Finding a guide to cycling in Long Beach; one man’s journey to map the bikeways
2010-02-12 · By Peter Dopulos
If you have been cycling through our fair city, you may have noticed a number of new signs popping up along some of our thoroughfares. They look a bit like interstate highway signs, such as those found near the 405 or 5 freeways, but these are Long Beach Bikeway signs.
Colorful, bright, and in most cases, printed with a number indicating which route you are traveling. The Bikeway signs are a huge improvement over the generic green and white markers usually found along paths that suddenly just end or disappear, leaving the average cyclist to guess which way the bike path went.

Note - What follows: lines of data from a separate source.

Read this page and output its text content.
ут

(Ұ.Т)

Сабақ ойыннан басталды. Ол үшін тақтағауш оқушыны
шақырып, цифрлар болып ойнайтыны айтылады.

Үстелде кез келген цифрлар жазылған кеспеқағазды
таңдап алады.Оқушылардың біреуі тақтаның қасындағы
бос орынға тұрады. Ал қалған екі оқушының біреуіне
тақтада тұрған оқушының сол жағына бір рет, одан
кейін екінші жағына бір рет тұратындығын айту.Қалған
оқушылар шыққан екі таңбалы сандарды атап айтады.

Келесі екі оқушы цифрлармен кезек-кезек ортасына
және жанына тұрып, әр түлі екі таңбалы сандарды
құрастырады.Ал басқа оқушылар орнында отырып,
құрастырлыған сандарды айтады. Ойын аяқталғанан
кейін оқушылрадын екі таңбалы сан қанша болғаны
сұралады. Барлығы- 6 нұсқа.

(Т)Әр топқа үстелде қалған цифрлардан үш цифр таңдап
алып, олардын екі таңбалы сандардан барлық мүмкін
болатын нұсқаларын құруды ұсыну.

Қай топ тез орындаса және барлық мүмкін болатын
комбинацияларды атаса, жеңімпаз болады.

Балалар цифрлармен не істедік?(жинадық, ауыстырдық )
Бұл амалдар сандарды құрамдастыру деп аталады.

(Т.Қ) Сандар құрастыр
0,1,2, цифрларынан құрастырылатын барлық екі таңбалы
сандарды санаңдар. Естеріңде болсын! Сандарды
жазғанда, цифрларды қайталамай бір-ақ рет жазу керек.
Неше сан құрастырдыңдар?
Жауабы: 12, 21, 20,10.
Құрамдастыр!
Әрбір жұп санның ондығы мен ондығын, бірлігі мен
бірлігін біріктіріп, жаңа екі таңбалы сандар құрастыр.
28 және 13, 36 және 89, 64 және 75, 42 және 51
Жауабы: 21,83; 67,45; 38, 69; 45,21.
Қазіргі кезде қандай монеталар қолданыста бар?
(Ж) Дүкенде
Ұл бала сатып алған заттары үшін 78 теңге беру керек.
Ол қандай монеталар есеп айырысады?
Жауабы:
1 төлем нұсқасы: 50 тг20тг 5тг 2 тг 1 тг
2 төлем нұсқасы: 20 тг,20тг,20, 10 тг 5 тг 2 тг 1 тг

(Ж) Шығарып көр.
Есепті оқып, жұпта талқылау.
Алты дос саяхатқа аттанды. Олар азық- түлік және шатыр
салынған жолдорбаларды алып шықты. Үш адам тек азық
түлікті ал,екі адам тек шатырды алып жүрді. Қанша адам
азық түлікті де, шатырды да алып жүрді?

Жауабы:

Marking the Long Beach Bikeways is one of many steps outlined in the Long Beach Bike Master Plan. The ultimate goal is to map the many routes and make them accessible through the city’s website, www.bikelongbeach.org. There is a map already available on the site that shows class I, II and II bicycle routes as well as a handfull of proposed route, but it doesn’t seem to have all the Bikeways marked.
Well, that got me thinking. Being the impatient sort, as well as a do-it-yourselfer, I figured I’d go ahead and start mapping these routes. The plan is not just to find all the routes, but to actually ride them and then offer a review that will include a map, distance, route connections, bike friendliness, family friendliness and destinations near or along the route.